Кёнсу не дышал — не мог. У него вообще возникло непривычное ощущение, что соски стали необъяснимо тяжелыми, тугими и ныли как будто от боли, хотя больно точно не было. Наоборот, было хорошо. И Кёнсу хотелось нестерпимо, чтобы Кай прекратил маяться дурью и водить пальцами по коже вокруг, чтобы вместо этого Кай прикоснулся к самим соскам.
Кёнсу испуганно замер, потому что Кай совершенно неожиданно и порывисто наклонил голову. Кёнсу уж решил, что его сейчас укусят, но ошибся и содрогнулся от горячего шепота, обласкавшего ухо:
— Нравится?
“Нет” застряло комом в горле. Кёнсу с силой зажмурился от жара, растекавшегося по шее. Даже не сразу понял, что Кай прижимается к его шее губами — упругими до твердости и обжигающе горячими, сухими. Прикосновение влажного языка вызвало освежающе-приятную волну, что невесомо прокатилась волной по спине — от загривка до копчика. У Кёнсу уже покалывало под кожей по всему телу, как будто на него брызгали водой — расслабляюще-сладко.
Никто к Кёнсу никогда не прикасался, но он даже не представлял, что касания бывают… вот такими. Будоражащими и томными одновременно. Каждым прикосновением Кай будил в Кёнсу вихрь чувств и вместе с тем вынуждал расслабленно обмякать, подчиняться и в нетерпении ждать новых касаний. Кёнсу не понимал, как такое возможно, смотрел Каю в глаза, вздрагивал и опять послушно тонул в истоме.
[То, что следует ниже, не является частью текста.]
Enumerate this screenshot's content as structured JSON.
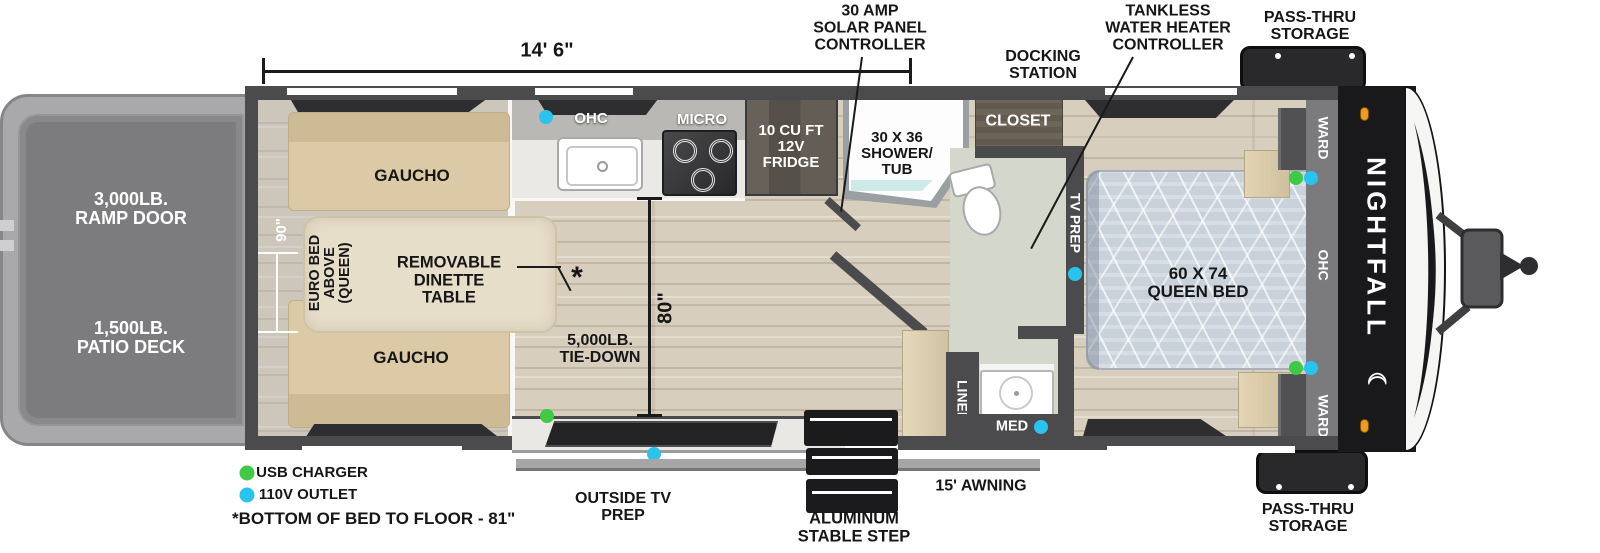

Кай огладил загрубевшей ладонью его шею, провел пальцами по груди, задел сосок, потрогал мышцы на боку. Кончиками пальцев потом рисовал круги на пояснице и вслушивался в неровное дыхание. Кёнсу зажмурился, когда темные густые волосы защекотали подбородок. Не знал, что делать, если к губам прижимались чужие губы. Он замер и не дышал, потому что в рот проскользнул язык. Едва кончик языка неуловимо быстро прошелся по небу, у Кёнсу голова закружилась от чувства невесомости. Должно быть, он чувствовал себя подобно дирижаблю, только наполненным не газом, а ворохом противоречивых чувств. И ни одно из этих чувств Кёнсу не желал отпускать.